The cardiothoracic surgery was performed in 269 patients. In the analysis, it seems that this group does not reveal any relation between HRV and age at operation (negative correlation in merely one parameter). No relationship between HRV and age at operation was found in patients after correction of ASD, PDA and ToF in contrary to after CoAo and VSD group where a negative correlation was found. This may suggest a favorable effect of an earlier operation in the latter groups (CoAo, VSD), that is in conditions where the left ventricle is particularly impaired. Long-time volume overload (VSD) like pressure overload (CoAo) inevitably leads to cardiac remodelling accompanied by a decrease in HRV values [5, 10, 11, 14]. Coartcation of the aorta, is additionally accompanied by hypertension, which duration and intensity influence the autonomic system and HRV consequently [14, 15]. Cardiac surgery is to prevent these complications, and there is a general agreement that an early operation in CongHD patients determines a better prognosis [16]. Lack of HRV relation to the age at operation in remaining analysed defects may be explained as follows: early closure of PDA prevents myocardial injury [37], correction of defects resulting mainly in right ventricle dysfunction does not prevent fluctuations of the autonomic system modulation or this procedures cause essential operation stress [22, 28, 30, 31]. In ToF repaired patients decreased HRV values are a result of anatomical residua as well as surgical sequel [6, 32, 33].

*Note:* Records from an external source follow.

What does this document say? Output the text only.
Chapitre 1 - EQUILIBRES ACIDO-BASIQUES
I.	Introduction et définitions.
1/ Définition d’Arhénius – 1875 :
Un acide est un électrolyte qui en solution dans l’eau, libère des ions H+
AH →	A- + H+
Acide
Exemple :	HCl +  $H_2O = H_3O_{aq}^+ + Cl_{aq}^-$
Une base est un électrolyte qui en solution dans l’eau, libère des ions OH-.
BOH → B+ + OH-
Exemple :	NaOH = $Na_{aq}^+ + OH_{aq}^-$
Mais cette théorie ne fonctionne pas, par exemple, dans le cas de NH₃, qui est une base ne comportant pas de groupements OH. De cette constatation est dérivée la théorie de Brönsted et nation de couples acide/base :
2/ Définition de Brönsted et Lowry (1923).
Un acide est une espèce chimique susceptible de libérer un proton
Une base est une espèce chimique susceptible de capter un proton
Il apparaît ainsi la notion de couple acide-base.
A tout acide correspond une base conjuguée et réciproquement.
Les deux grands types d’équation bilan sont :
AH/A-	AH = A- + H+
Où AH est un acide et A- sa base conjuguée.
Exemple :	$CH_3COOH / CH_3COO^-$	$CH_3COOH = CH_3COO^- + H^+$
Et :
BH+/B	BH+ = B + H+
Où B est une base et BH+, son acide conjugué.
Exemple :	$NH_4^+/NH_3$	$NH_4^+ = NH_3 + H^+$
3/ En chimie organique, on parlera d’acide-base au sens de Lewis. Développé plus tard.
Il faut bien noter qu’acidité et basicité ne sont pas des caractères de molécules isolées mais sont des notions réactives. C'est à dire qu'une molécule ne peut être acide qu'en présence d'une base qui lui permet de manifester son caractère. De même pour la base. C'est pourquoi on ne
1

Evolutions of HRV analysis raise hopes to identify patients who should receive an early antiarrhythmic and antiremodeling therapy [8, 9, 16]. Based on this evidence, HRV analysis may be useful in CongHD patients at high risk of arrhythmias, sudden cardiac death and early CHF progression.

Conclusions
1. Despite slight differences in between subgroups of CongHD patients, HRV values in adult patients with CongHD are similar to healthy population, and gradual, physiologic decrease due to aging is also present.
2. Age at operation does not influence the HRV profile in a general population of patients with CongHD. Age at operation influences HRV in patients with left ventricle overload. Similar relations are not observed in group with impaired right ventricle hemodynamics.